Conclusion: The following conclusions are drawn from the working of SCR :
(i) An SCR has two states i.e. either it does not conduct or it conducts heavily.There is no state in between.Therefore, SCR behaves like a switch.
(ii) There are two ways to turn on the SCR.The first method is to keep the gate open and make the supply voltage equal to the breakover voltage.The second method is to operate SCR with supply voltage less than breakover voltage and then turn it on by means of a small voltage (typically 1.5 V,30 mA) applied to the gate.
(iii) Applying small positive voltage to the gate is the normal way to close an SCR because the breakover voltage is usually much greater than supply voltage.
(iv) To open the SCR (i.e. to make it non-conducting ), reduce the supply voltage to zero.
Silicon Controlled Rectifier (SCR) Equivalent Circuit:
The SCR is shown in the below figure(i) can be visualised as separated into two transistors as shown in the below figure(ii).

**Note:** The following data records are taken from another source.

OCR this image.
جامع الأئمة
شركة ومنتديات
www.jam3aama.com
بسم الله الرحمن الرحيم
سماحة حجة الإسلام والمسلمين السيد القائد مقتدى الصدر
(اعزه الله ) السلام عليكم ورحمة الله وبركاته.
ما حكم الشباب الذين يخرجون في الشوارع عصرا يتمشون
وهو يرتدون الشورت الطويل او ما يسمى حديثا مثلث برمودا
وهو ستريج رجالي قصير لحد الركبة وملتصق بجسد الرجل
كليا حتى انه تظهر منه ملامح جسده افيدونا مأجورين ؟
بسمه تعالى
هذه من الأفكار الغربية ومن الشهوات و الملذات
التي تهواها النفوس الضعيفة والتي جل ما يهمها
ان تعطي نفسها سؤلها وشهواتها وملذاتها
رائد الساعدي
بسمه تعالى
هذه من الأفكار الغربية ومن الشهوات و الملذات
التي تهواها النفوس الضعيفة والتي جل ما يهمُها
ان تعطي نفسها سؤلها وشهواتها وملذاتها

Thus, the equivalent circuit of SCR is composed of pnp transistor and NPN transistor connected as shown in Fig. 20.4. (iii).It is clear that collector of each transistor is coupled to the base of the other, thereby making a positive feedback loop.The working of SCR can be easily explained from its equivalent circuit.
The below figure shows the equivalent circuit of SCR with supply voltage V and load resistance RL.Assume the supply voltage V is less than breakover voltage as is usually the case.With gate open (i.e. switch S open), there is no base current in transistor T2.Therefore, no current flows in the collector of T2 and hence that of T1.Under such conditions, the SCR is open. However, if switch S is closed, a small gate current will flow through the base of T2 which means its collector current will increase.

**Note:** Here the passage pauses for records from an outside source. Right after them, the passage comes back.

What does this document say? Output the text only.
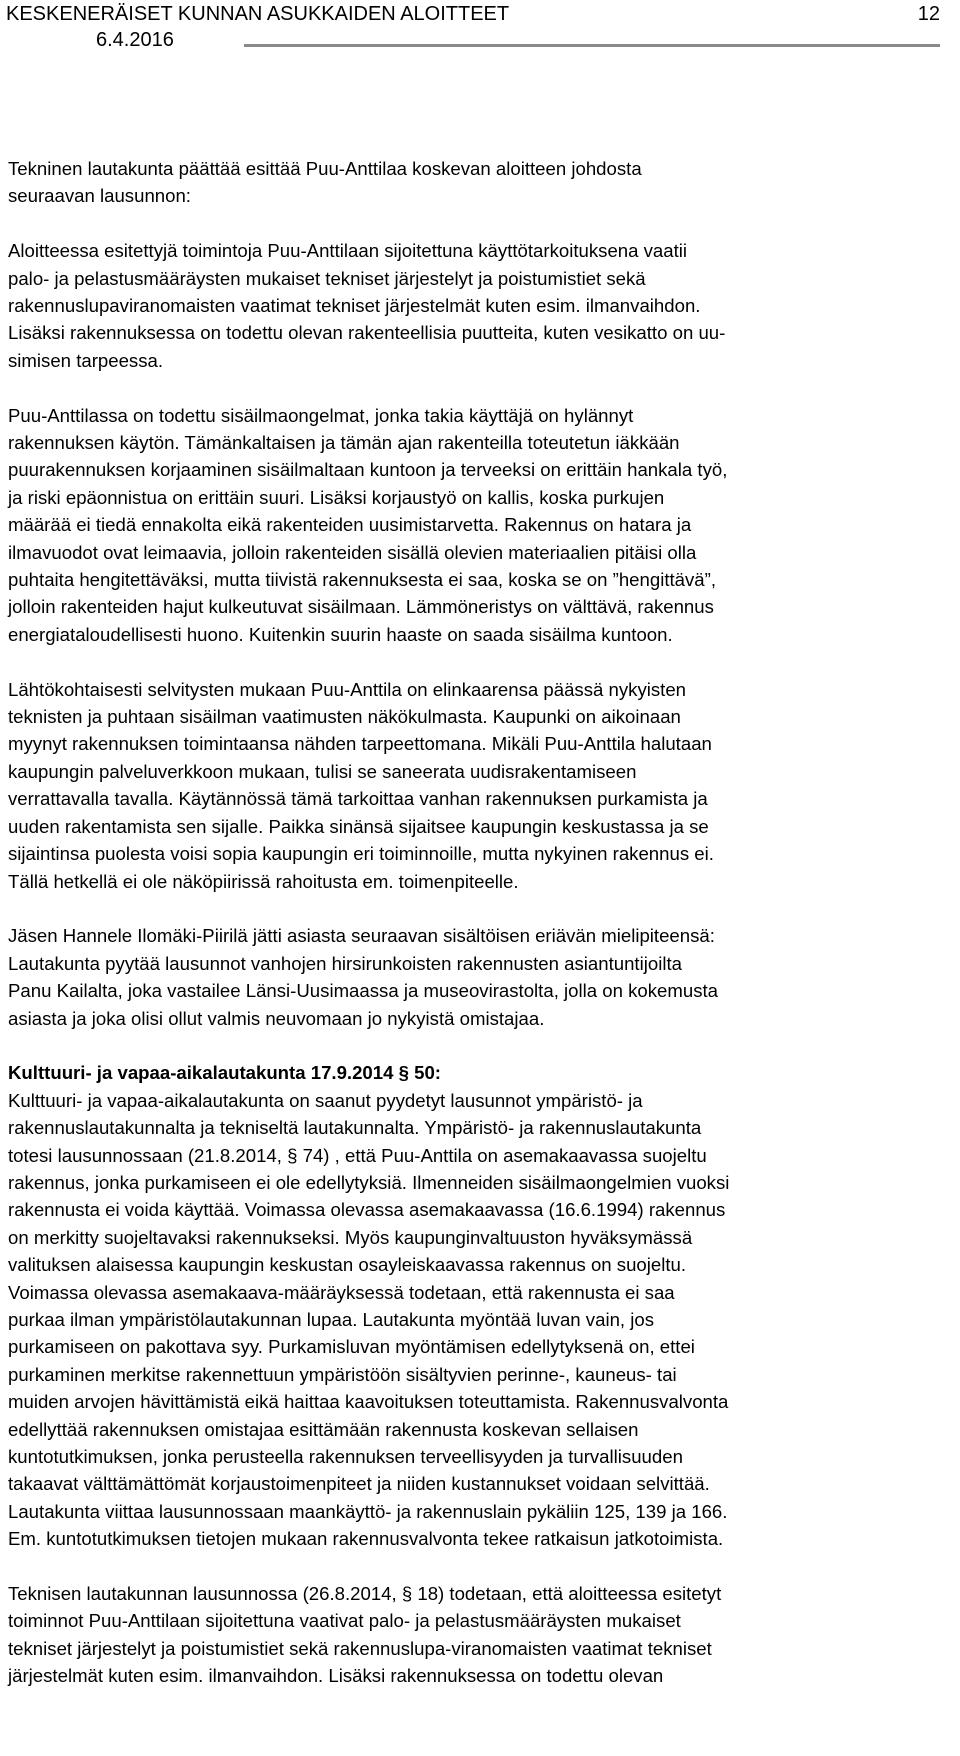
KESKENERÄISET KUNNAN ASUKKAIDEN ALOITTEET
6.4.2016
12

Tekninen lautakunta päättää esittää Puu-Anttilaa koskevan aloitteen johdosta
seuraavan lausunnon:

Aloitteessa esitettyjä toimintoja Puu-Anttilaan sijoitettuna käyttötarkoituksena vaatii
palo- ja pelastusmääräysten mukaiset tekniset järjestelyt ja poistumistiet sekä
rakennuslupaviranomaisten vaatimat tekniset järjestelmät kuten esim. ilmanvaihdon.
Lisäksi rakennuksessa on todettu olevan rakenteellisia puutteita, kuten vesikatto on uu-
simisen tarpeessa.

Puu-Anttilassa on todettu sisäilmaongelmat, jonka takia käyttäjä on hylännyt
rakennuksen käytön. Tämänkaltaisen ja tämän ajan rakenteilla toteutetun iäkkään
puurakennuksen korjaaminen sisäilmaltaan kuntoon ja terveeksi on erittäin hankala työ,
ja riski epäonnistua on erittäin suuri. Lisäksi korjaustyö on kallis, koska purkujen
määrää ei tiedä ennakolta eikä rakenteiden uusimistarvetta. Rakennus on hatara ja
ilmavuodot ovat leimaavia, jolloin rakenteiden sisällä olevien materiaalien pitäisi olla
puhtaita hengitettäväksi, mutta tiivistä rakennuksesta ei saa, koska se on ”hengittävä”,
jolloin rakenteiden hajut kulkeutuvat sisäilmaan. Lämmöneristys on välttävä, rakennus
energiataloudellisesti huono. Kuitenkin suurin haaste on saada sisäilma kuntoon.

Lähtökohtaisesti selvitysten mukaan Puu-Anttila on elinkaarensa päässä nykyisten
teknisten ja puhtaan sisäilman vaatimusten näkökulmasta. Kaupunki on aikoinaan
myynyt rakennuksen toimintaansa nähden tarpeettomana. Mikäli Puu-Anttila halutaan
kaupungin palveluverkkoon mukaan, tulisi se saneerata uudisrakentamiseen
verrattavalla tavalla. Käytännössä tämä tarkoittaa vanhan rakennuksen purkamista ja
uuden rakentamista sen sijalle. Paikka sinänsä sijaitsee kaupungin keskustassa ja se
sijaintinsa puolesta voisi sopia kaupungin eri toiminnoille, mutta nykyinen rakennus ei.
Tällä hetkellä ei ole näköpiirissä rahoitusta em. toimenpiteelle.

Jäsen Hannele Ilomäki-Piirilä jätti asiasta seuraavan sisältöisen eriävän mielipiteensä:
Lautakunta pyytää lausunnot vanhojen hirsirunkoisten rakennusten asiantuntijoilta
Panu Kailalta, joka vastailee Länsi-Uusimaassa ja museovirastolta, jolla on kokemusta
asiasta ja joka olisi ollut valmis neuvomaan jo nykyistä omistajaa.

Kulttuuri- ja vapaa-aikalautakunta 17.9.2014 § 50:

Kulttuuri- ja vapaa-aikalautakunta on saanut pyydetyt lausunnot ympäristö- ja
rakennuslautakunnalta ja tekniseltä lautakunnalta. Ympäristö- ja rakennuslautakunta
totesi lausunnossaan (21.8.2014, § 74) , että Puu-Anttila on asemakaavassa suojeltu
rakennus, jonka purkamiseen ei ole edellytyksiä. Ilmenneiden sisäilmaongelmien vuoksi
rakennusta ei voida käyttää. Voimassa olevassa asemakaavassa (16.6.1994) rakennus
on merkitty suojeltavaksi rakennukseksi. Myös kaupunginvaltuuston hyväksymässä
valituksen alaisessa kaupungin keskustan osayleiskaavassa rakennus on suojeltu.
Voimassa olevassa asemakaava-määräyksessä todetaan, että rakennusta ei saa
purkaa ilman ympäristölautakunnan lupaa. Lautakunta myöntää luvan vain, jos
purkamiseen on pakottava syy. Purkamisluvan myöntämisen edellytyksenä on, ettei
purkaminen merkitse rakennettuun ympäristöön sisältyvien perinne-, kauneus- tai
muiden arvojen hävittämistä eikä haittaa kaavoituksen toteuttamista. Rakennusvalvonta
edellyttää rakennuksen omistajaa esittämään rakennusta koskevan sellaisen
kuntotutkimuksen, jonka perusteella rakennuksen terveellisyyden ja turvallisuuden
takaavat välttämättömät korjaustoimenpiteet ja niiden kustannukset voidaan selvittää.
Lautakunta viittaa lausunnossaan maankäyttö- ja rakennuslain pykäliin 125, 139 ja 166.
Em. kuntotutkimuksen tietojen mukaan rakennusvalvonta tekee ratkaisun jatkotoimista.

Teknisen lautakunnan lausunnossa (26.8.2014, § 18) todetaan, että aloitteessa esitetyt
toiminnot Puu-Anttilaan sijoitettuna vaativat palo- ja pelastusmääräysten mukaiset
tekniset järjestelyt ja poistumistiet sekä rakennuslupa-viranomaisten vaatimat tekniset
järjestelmät kuten esim. ilmanvaihdon. Lisäksi rakennuksessa on todettu olevan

The collector current of T2 is the base current of T1.Therefore, collector current of T1 increases.But collector current of T1 is the base current of T2.This action is accumulative since an increase of current in one transistor causes an increase of current in the other transistor.As a result of this action, both transistors are driven to saturation, and heavy current flows through the load RL.Under such conditions, the SCR closes.
Silicon Controlled Rectifier (SCR) V-I Characteristics:
It is the curve between anode-cathode voltage (V) and anode current (I) of an SCR at constant gate current.The below figure shows the V-I characteristics of SCR.
(i) Forward characteristics: When anode is positive w.r.t. cathode, the curve between V and I is called the forward characteristic.In the below figure, OABC is the forward characteristic of SCR at IG = 0.If the supply voltage is increased from zero, a point is reached (point A) when the SCR starts conducting.Under this condition, the voltage across SCR suddenly drops as shown by dotted curve AB and most of the supply voltage appears across the load resistance RL.If proper gate current is made to flow, SCR can close at much smaller supply voltage.
(ii) Reverse characteristics: When anode is negative w.r.t. cathode, the curve between V and I is known as reverse characteristic.The reverse voltage does come across SCR when it is operated with a.c. supply.If the reverse voltage is gradually increased, at first the anode current remains small (i.e.leakage current) and at some reverse voltage, avalanche breakdown occurs and the SCR starts conducting heavily in the reverse direction as shown by the curve DE.This maximum reverse voltage at which SCR starts conducting heavily is known as reverse breakdown voltage.